Upon receiving the payload, the server attempts to parse the heavily padded NDJSON body. The eager string splitting creates millions of empty list segments, rapidly exhausting the heap limit of the processing process. The BEAM node subsequently crashes due to an Out-Of-Memory condition.

The primary consequence of this vulnerability is a complete loss of availability for the targeted service. Since Phoenix applications often manage stateful connections via WebSockets and LongPolls, a node crash terminates all established client connections simultaneously.

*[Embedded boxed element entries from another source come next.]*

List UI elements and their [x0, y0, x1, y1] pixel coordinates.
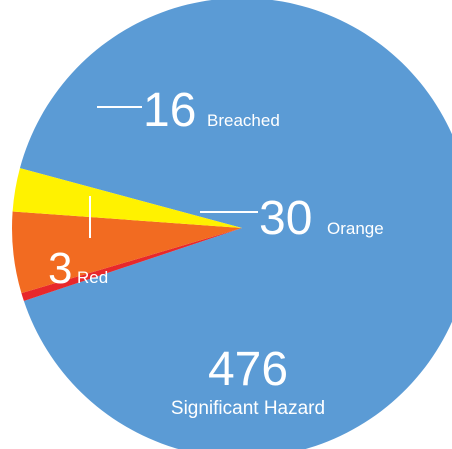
pie-slice-significant-hazard [19, 0, 452, 449]
label-orange-name: Orange [327, 219, 384, 238]
pie-slice-breached [12, 168, 243, 228]
pie-slice-red [21, 228, 242, 302]
label-orange-value: 30 [259, 192, 312, 245]
label-breached-value: 16 [143, 84, 196, 137]
pie-slices [12, 0, 452, 449]
label-red-name: Red [77, 268, 108, 287]
label-significant-hazard-name: Significant Hazard [171, 398, 325, 419]
label-red-value: 3 [48, 244, 72, 293]
label-significant-hazard-value: 476 [208, 343, 288, 396]
pie-slice-orange [12, 211, 243, 294]
label-breached-name: Breached [207, 111, 280, 130]
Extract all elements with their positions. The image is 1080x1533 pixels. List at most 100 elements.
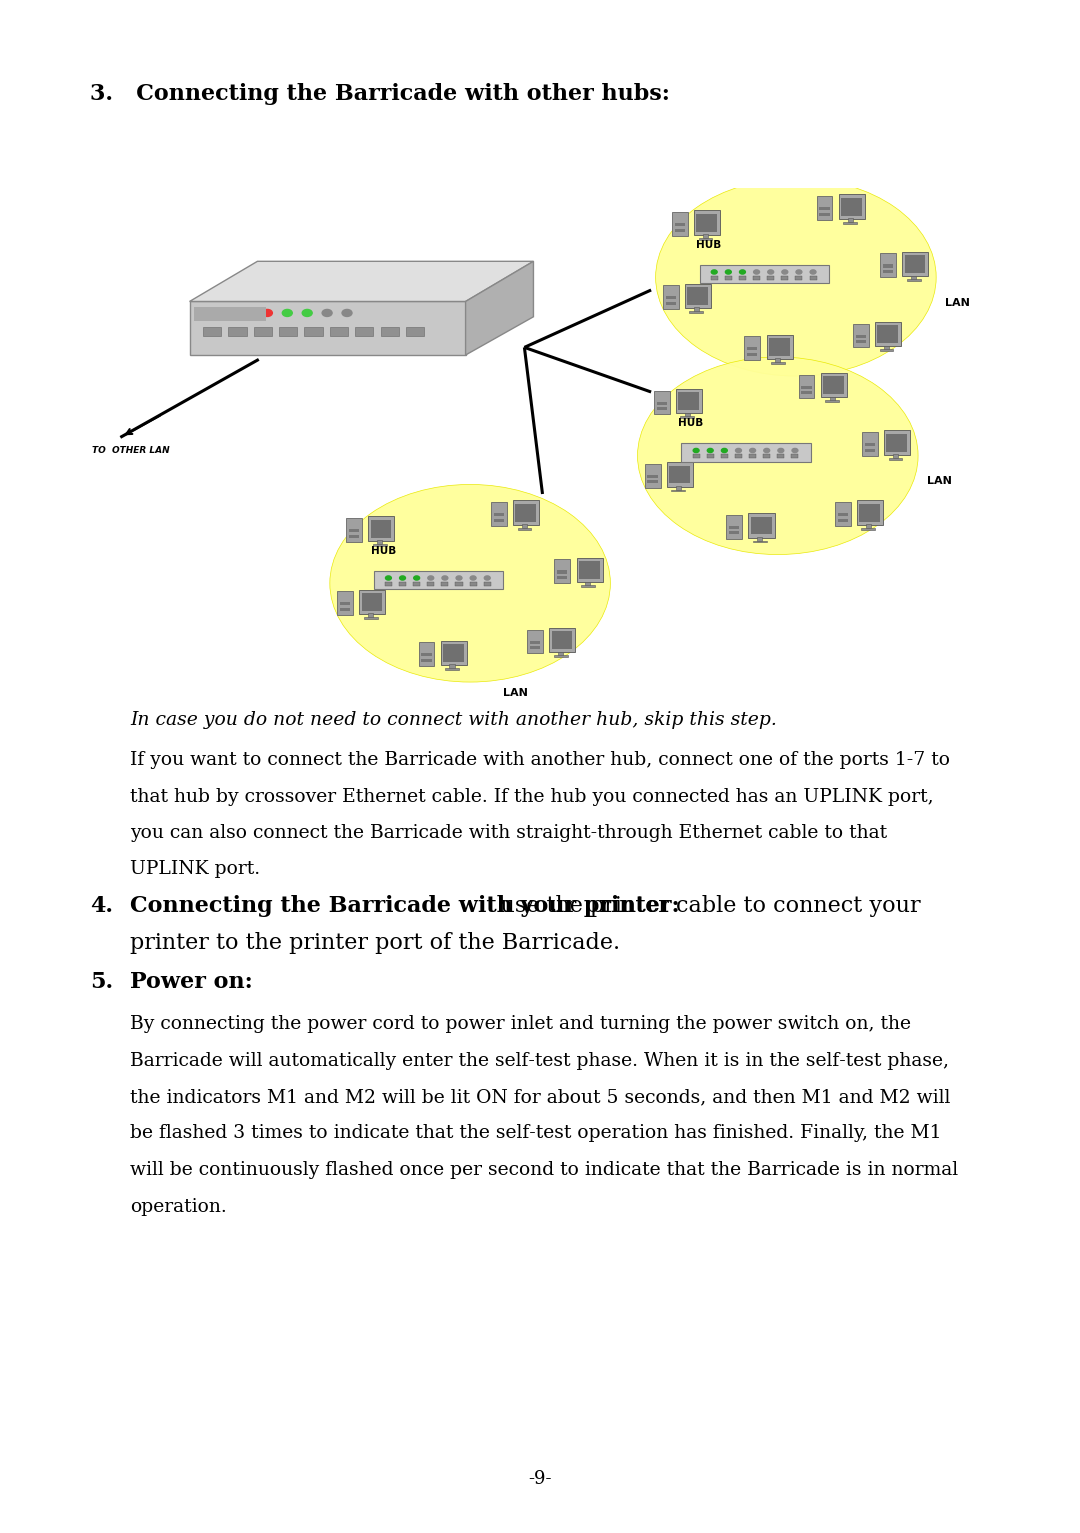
Bar xyxy=(820,213,829,216)
Bar xyxy=(692,454,700,458)
Bar xyxy=(865,443,875,446)
Bar xyxy=(373,544,387,546)
Text: operation.: operation. xyxy=(130,1197,227,1216)
Bar xyxy=(279,327,297,336)
Bar xyxy=(855,340,866,343)
Text: If you want to connect the Barricade with another hub, connect one of the ports : If you want to connect the Barricade wit… xyxy=(130,751,950,770)
Bar xyxy=(254,327,272,336)
Bar xyxy=(912,276,916,281)
Text: HUB: HUB xyxy=(697,239,721,250)
Bar xyxy=(837,518,848,521)
Bar xyxy=(676,486,680,491)
Circle shape xyxy=(282,310,293,316)
Circle shape xyxy=(243,310,253,316)
Bar xyxy=(442,581,448,586)
Circle shape xyxy=(768,270,773,274)
Circle shape xyxy=(693,449,699,452)
Bar xyxy=(675,228,685,231)
Bar xyxy=(893,454,899,458)
FancyBboxPatch shape xyxy=(700,265,829,284)
FancyBboxPatch shape xyxy=(727,515,742,538)
Circle shape xyxy=(400,576,405,579)
Bar xyxy=(428,581,434,586)
Bar xyxy=(879,350,893,351)
FancyBboxPatch shape xyxy=(744,336,760,360)
Bar xyxy=(769,339,789,356)
Bar xyxy=(665,302,676,305)
Polygon shape xyxy=(190,302,465,356)
FancyBboxPatch shape xyxy=(554,560,570,584)
Bar xyxy=(837,514,848,517)
Bar xyxy=(905,256,926,273)
Bar xyxy=(340,602,350,606)
Circle shape xyxy=(792,449,798,452)
Bar xyxy=(685,412,690,417)
Circle shape xyxy=(712,270,717,274)
Circle shape xyxy=(735,449,741,452)
Bar xyxy=(194,307,267,320)
Bar xyxy=(775,359,781,363)
Circle shape xyxy=(796,270,801,274)
Circle shape xyxy=(484,576,490,579)
Bar xyxy=(771,362,785,363)
FancyBboxPatch shape xyxy=(513,500,539,524)
FancyBboxPatch shape xyxy=(374,570,503,589)
Text: 3.   Connecting the Barricade with other hubs:: 3. Connecting the Barricade with other h… xyxy=(90,83,670,104)
Text: be flashed 3 times to indicate that the self‑test operation has finished. Finall: be flashed 3 times to indicate that the … xyxy=(130,1125,942,1142)
Bar xyxy=(349,529,360,532)
Text: 4.: 4. xyxy=(90,895,113,917)
Bar xyxy=(729,532,740,535)
Bar xyxy=(675,224,685,227)
Bar xyxy=(362,593,382,612)
FancyBboxPatch shape xyxy=(885,431,910,455)
Bar xyxy=(829,397,835,402)
Text: LAN: LAN xyxy=(927,477,951,486)
Bar xyxy=(877,325,899,343)
Bar xyxy=(882,270,893,273)
Text: UPLINK port.: UPLINK port. xyxy=(130,860,260,878)
Text: HUB: HUB xyxy=(678,419,703,428)
FancyBboxPatch shape xyxy=(527,630,543,653)
FancyBboxPatch shape xyxy=(653,391,670,414)
Bar xyxy=(866,524,870,529)
Bar xyxy=(725,276,732,281)
Bar xyxy=(750,454,756,458)
FancyBboxPatch shape xyxy=(767,334,793,359)
Bar xyxy=(889,458,903,460)
Bar xyxy=(484,581,490,586)
Bar xyxy=(865,449,875,452)
Bar xyxy=(767,276,774,281)
Circle shape xyxy=(262,310,272,316)
Circle shape xyxy=(726,270,731,274)
Bar xyxy=(406,327,424,336)
Text: use the printer cable to connect your: use the printer cable to connect your xyxy=(130,895,920,917)
Circle shape xyxy=(386,576,391,579)
Circle shape xyxy=(750,449,756,452)
Circle shape xyxy=(428,576,434,579)
Circle shape xyxy=(203,310,213,316)
FancyBboxPatch shape xyxy=(441,641,467,665)
FancyBboxPatch shape xyxy=(347,518,362,541)
FancyBboxPatch shape xyxy=(550,629,576,652)
Bar xyxy=(678,392,699,411)
Bar xyxy=(370,520,391,538)
FancyBboxPatch shape xyxy=(368,517,394,541)
Bar xyxy=(384,581,392,586)
Bar xyxy=(753,276,760,281)
Bar xyxy=(820,207,829,210)
Bar xyxy=(552,632,572,648)
Bar xyxy=(349,535,360,538)
Bar xyxy=(399,581,406,586)
Circle shape xyxy=(456,576,462,579)
Bar xyxy=(421,653,432,656)
Bar xyxy=(672,489,686,492)
Bar xyxy=(720,454,728,458)
FancyBboxPatch shape xyxy=(858,500,883,524)
Bar xyxy=(778,454,784,458)
Bar xyxy=(414,581,420,586)
Text: 5.: 5. xyxy=(90,970,113,993)
Polygon shape xyxy=(465,261,534,356)
Bar xyxy=(377,540,382,544)
Bar xyxy=(203,327,221,336)
FancyBboxPatch shape xyxy=(491,503,507,526)
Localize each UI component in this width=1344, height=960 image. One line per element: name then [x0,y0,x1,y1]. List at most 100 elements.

The vulnerability maps directly to MITRE ATT&CK technique T1499 (Endpoint Denial of Service) and CAPEC-130 (Excessive Allocation).

The vulnerability is assigned a CVSS 4.0 base score of 8.7. The attack complexity is low, requires no special privileges, and involves no user interaction. The network-based attack vector allows external exploitation of exposed endpoints, making any unpatched, internet-facing Phoenix instance highly vulnerable to service disruption.

As of disclosure, the vulnerability has an EPSS score of 0.00045, placing it in the 13.78th percentile for exploit probability. Current threat intelligence indicates no active exploitation in the wild, and the vulnerability is absent from the CISA Known Exploited Vulnerabilities (KEV) catalog.

Administrators must upgrade their Phoenix Framework installations to version 1.7.22 or 1.8.6. These releases incorporate both the server-side lazy parsing patch and a client-side JavaScript update that chunks outbound LongPoll messages. Legitimate clients now enforce a constant limit of 100 messages per request batch via the MAX_LONGPOLL_BATCH_SIZE variable.

For applications where immediate patching is unfeasible, administrators can mitigate the vulnerability by disabling the LongPoll transport entirely. By setting longpoll: false in the Phoenix.Socket configuration, the application rejects LongPoll connections while preserving standard WebSocket functionality. This is particularly relevant for Phoenix LiveView applications which enable LongPoll by default.

Analysis of the patch reveals a secondary weakness related to message limits. While the out-of-memory condition is mitigated via lazy stream processing, the server implementation does not currently enforce a strict upper bound on the number of processed messages per request. The constant @max_poll_batch_size remains commented out in the Elixir source. An attacker sending many valid, small JSON objects could still induce high CPU utilization or congestion within the process mailbox.